Human-triggered climate change is the latest environmental injustice threatening Native Hawaiian health and wellness. The Maui fires make this clear. The causes of the fires are complicated, but climate change played a key part. Climate change causes stronger, more frequent storms and droughts, and we see that in Hawai‘i, which is suffering worsening drought conditions, despite being surrounded by ocean. Dry conditions and dangerous wind changes produced by Hurricane Dora fueled the fires.
In responding to this disaster and charting a path forward, we need to look to those with the greatest commitment to acting as stewards of Hawai‘i. Centuries before European settlers arrived in Hawai‘i, Native Hawaiians developed an elaborate and highly sophisticated public health system based on socioreligious tenets to ensure equitable access, availability, and distribution of natural resources to help minimize, if not eliminate, starvation and illness across islands with finite resources.
Colonization changed Hawaiʻi’s natural landscape, through deforestation for sugarcane, pineapple, and cattle. Water from mountains was redirected from natural streams and aquifers to flow instead through concrete irrigation ditches, feeding golf courses and hotels. Fire-prone invasive grass species replaced native vegetation.

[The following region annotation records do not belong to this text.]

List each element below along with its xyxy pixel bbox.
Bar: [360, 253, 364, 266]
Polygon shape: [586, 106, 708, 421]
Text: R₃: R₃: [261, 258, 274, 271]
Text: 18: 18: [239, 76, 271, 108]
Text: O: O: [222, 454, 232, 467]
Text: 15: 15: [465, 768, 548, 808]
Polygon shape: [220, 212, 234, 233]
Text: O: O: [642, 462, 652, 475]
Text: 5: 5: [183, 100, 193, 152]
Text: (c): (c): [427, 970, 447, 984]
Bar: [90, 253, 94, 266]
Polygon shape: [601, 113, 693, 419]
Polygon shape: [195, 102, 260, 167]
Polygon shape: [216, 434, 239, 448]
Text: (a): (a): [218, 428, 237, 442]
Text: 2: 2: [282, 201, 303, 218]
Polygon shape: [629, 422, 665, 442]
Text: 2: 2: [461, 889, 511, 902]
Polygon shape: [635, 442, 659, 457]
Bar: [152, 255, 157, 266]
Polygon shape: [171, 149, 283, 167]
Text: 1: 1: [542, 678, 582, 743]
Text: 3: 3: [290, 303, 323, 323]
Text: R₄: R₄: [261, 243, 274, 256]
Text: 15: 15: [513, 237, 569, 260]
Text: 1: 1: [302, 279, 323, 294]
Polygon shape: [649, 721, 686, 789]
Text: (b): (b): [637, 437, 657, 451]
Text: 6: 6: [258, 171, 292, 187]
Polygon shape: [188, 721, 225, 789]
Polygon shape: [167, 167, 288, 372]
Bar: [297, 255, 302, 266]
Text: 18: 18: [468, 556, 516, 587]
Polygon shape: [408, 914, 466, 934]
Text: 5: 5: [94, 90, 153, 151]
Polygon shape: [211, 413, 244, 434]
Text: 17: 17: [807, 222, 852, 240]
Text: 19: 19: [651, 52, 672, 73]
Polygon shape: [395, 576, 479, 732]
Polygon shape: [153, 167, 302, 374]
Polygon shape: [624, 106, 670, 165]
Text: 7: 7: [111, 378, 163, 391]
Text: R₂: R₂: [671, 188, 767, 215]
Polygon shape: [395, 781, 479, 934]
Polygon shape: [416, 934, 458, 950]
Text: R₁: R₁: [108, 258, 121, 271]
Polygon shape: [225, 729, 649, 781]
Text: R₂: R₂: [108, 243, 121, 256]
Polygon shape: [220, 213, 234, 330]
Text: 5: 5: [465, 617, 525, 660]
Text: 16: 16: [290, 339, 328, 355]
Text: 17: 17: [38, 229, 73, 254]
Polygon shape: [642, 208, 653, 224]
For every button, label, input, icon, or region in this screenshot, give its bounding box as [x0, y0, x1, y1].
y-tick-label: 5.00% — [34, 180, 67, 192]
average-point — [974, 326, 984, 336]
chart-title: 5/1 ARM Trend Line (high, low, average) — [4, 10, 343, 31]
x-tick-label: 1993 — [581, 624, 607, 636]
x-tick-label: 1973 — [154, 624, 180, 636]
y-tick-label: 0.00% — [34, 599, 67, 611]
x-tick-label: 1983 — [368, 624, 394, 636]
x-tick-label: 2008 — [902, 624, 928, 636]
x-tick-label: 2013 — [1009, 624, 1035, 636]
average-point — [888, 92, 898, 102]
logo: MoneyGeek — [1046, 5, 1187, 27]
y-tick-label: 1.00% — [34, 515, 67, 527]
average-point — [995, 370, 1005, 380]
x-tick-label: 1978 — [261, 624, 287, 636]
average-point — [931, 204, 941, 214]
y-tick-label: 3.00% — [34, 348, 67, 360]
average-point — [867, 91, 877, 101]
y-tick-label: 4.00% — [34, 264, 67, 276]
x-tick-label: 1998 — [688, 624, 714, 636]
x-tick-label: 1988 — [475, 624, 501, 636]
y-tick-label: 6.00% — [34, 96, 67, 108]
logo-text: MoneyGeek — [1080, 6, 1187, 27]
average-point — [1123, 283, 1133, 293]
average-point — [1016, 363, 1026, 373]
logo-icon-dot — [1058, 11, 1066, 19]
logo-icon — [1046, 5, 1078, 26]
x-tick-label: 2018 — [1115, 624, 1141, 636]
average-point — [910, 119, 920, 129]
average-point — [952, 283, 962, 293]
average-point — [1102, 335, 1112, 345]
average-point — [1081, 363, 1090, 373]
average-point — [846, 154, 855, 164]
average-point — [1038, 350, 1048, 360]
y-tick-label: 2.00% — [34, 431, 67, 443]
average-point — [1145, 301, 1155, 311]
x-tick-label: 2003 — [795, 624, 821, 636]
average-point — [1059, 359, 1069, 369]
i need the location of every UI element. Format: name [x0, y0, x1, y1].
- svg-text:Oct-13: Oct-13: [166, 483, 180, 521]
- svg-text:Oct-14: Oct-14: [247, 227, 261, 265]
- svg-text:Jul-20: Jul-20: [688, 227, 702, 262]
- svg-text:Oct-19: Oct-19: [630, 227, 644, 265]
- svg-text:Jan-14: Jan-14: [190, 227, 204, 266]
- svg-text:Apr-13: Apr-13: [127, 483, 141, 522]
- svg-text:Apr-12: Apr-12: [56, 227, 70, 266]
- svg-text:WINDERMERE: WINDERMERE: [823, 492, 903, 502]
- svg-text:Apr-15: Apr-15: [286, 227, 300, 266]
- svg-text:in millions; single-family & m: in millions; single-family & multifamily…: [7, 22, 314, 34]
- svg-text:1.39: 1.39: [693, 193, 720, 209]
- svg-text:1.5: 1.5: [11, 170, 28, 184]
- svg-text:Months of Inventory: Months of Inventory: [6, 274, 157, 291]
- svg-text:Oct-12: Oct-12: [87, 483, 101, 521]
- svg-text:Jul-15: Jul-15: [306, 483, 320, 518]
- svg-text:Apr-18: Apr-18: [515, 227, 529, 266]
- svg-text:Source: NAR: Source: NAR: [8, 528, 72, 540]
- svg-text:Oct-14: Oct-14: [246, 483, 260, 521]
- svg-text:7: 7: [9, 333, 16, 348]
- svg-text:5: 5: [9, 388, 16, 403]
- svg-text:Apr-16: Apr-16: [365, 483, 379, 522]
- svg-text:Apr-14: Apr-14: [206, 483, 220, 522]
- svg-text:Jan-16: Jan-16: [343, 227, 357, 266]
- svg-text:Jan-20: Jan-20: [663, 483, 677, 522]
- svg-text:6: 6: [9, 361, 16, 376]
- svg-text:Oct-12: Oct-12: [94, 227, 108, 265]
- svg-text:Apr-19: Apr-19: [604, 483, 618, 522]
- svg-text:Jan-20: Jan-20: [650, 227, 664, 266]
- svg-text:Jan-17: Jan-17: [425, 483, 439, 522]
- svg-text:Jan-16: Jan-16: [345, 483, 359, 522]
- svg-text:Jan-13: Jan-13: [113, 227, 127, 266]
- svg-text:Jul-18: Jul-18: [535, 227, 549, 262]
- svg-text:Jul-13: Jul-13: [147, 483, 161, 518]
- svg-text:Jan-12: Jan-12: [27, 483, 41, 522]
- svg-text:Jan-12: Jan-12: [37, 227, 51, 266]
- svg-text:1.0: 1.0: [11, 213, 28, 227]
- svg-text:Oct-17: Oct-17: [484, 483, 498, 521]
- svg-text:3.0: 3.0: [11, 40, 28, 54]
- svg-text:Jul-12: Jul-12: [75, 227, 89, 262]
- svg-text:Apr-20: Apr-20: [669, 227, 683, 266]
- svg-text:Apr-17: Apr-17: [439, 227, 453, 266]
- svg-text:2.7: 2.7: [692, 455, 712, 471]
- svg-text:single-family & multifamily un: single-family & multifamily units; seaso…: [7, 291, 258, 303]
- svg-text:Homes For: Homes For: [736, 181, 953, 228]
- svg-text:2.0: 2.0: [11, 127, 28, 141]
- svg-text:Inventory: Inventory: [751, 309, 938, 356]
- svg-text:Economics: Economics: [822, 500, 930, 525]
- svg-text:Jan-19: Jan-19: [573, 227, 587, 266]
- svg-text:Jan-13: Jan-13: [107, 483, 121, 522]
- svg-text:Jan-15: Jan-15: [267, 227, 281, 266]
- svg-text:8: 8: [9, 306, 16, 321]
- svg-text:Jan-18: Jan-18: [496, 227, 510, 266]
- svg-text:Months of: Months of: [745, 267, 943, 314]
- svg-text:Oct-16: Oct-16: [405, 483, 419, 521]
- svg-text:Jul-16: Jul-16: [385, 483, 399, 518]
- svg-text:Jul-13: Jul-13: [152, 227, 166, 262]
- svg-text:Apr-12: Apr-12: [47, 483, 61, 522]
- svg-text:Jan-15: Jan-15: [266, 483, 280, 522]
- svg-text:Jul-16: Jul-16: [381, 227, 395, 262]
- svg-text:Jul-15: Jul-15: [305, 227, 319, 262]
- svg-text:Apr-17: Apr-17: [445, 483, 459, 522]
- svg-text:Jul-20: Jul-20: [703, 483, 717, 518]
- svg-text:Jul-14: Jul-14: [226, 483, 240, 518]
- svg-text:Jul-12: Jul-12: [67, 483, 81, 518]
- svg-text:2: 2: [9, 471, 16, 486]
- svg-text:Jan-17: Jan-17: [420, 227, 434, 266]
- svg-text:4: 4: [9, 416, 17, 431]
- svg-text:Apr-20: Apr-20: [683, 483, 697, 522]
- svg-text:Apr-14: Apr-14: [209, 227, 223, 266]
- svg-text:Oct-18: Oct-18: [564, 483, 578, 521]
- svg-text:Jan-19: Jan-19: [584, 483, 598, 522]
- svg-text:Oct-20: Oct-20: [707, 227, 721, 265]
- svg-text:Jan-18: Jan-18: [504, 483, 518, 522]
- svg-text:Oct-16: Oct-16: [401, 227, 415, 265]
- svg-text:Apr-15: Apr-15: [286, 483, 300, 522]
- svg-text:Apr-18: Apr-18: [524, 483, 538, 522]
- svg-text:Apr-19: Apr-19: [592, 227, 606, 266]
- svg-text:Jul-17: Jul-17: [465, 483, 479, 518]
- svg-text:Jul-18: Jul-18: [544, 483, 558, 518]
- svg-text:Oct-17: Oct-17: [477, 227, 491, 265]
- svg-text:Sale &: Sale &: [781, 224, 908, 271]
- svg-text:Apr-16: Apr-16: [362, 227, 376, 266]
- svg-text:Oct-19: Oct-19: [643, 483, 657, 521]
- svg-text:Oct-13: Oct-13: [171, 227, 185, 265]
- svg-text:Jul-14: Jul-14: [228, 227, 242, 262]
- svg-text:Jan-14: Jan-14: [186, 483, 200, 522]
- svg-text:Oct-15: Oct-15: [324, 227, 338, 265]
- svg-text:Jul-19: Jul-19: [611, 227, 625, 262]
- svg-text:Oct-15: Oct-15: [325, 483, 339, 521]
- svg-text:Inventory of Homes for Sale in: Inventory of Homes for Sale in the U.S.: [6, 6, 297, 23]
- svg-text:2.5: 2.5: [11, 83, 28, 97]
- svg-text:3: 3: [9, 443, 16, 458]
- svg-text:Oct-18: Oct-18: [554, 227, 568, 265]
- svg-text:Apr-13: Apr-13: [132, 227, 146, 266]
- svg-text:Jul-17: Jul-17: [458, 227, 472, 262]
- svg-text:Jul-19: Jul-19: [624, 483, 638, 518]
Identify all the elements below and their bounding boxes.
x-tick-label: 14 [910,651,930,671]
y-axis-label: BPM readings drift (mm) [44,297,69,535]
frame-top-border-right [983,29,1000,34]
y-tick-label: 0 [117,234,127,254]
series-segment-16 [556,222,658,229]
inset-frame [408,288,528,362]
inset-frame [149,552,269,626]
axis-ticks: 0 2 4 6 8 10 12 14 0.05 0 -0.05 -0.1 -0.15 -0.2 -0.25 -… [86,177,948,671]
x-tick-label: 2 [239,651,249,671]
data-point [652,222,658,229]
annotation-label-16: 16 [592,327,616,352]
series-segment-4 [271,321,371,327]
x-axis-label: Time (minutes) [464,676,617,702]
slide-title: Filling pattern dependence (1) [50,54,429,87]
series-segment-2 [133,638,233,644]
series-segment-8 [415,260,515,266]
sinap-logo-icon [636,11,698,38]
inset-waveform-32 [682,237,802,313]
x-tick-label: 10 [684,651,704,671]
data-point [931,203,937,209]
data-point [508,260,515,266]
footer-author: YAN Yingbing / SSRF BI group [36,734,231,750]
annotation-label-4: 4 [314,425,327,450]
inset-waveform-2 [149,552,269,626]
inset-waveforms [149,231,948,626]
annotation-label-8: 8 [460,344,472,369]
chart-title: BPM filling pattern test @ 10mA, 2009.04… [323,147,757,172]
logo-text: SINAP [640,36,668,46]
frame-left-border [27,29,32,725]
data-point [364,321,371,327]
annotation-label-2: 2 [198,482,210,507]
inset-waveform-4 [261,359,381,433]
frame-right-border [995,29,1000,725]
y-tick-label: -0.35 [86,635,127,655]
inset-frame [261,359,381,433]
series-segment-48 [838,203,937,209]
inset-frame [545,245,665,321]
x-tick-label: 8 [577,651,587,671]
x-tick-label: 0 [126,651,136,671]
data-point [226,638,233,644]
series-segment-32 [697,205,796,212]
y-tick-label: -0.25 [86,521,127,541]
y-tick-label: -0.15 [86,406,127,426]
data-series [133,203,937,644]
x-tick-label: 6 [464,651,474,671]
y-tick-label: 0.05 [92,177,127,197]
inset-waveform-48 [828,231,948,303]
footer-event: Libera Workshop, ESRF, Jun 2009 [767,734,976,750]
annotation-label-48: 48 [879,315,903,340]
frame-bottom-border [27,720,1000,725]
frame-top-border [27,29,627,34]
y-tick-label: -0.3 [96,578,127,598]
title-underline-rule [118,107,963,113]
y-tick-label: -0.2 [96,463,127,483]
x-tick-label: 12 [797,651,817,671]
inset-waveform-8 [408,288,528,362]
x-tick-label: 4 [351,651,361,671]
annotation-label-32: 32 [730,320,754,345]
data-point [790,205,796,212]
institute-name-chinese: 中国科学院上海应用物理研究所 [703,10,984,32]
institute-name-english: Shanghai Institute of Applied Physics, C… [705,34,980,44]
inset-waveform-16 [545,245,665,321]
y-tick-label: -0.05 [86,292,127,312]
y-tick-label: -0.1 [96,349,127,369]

As we look forward to how we not only rebuild, but work to reduce the threat of these climate change-fueled disasters, we have to change who is leading this work. An important solution is stewardship of land by Native people. Indigenous peoples maintain sustainable relationships with their environment and recognize and respond to environmental changes in creative ways, drawing on traditional knowledge and science to find solutions that can help society at large. When Native communities have sovereignty to take care of the land, it helps everyone.
This work of respecting Native Hawaiian leadership is already happening. We are both kiaʻi (stewards) of sacred places, like Loko Iʻa Pāʻaiau, a 400-year-old royal fishpond at Pearl Harbor that was contaminated with fuel from military operations. Restoration of Pāʻaiau is one example of how allowing Hawaiians to practice aloha ʻāina—to honor and advocate for land so it will sustain all inhabitants—leads to increased community well-being and resilience, as demonstrated by the return of healthy native plants, animals, human descendants, and relationships in the area. Restoration remains incomplete until the flow of freshwater from the mountains is restored, but stewardship efforts persist forward, through a collaborative community-based partnership with the U.S. Navy, Native Hawaiians, and the larger community, centered around a practice of aloha.
There is a lot of blame going around right now; we do need to look at how the Maui fires happened, but we must focus on moving forward. That can only happen when Native Hawaiians are central to the decision making surrounding how our land is treated.
Tradition teaches that Hawaiians descend from nature gods; thus, to heal Native Hawaiians, we must heal the 'āina that sustains us. Like our connections with those who love and nurture us, our relationship with ʻāina dramatically influences overall health and wellness. If we are able to progress with centering land practices around Indigenous knowledge and rights, Hawai‘i can model how to recover from climate-related disasters in ways that build safer, healthier futures for our children and future generations.
Preventing outsiders from buying land in Lāhainā is important, but only preserves a troubled status quo. We need to build a better future, one that is informed by Native Hawaiians’ shared history, knowledge, and connections with the land. We need Native Hawaiians on the land, and at the table.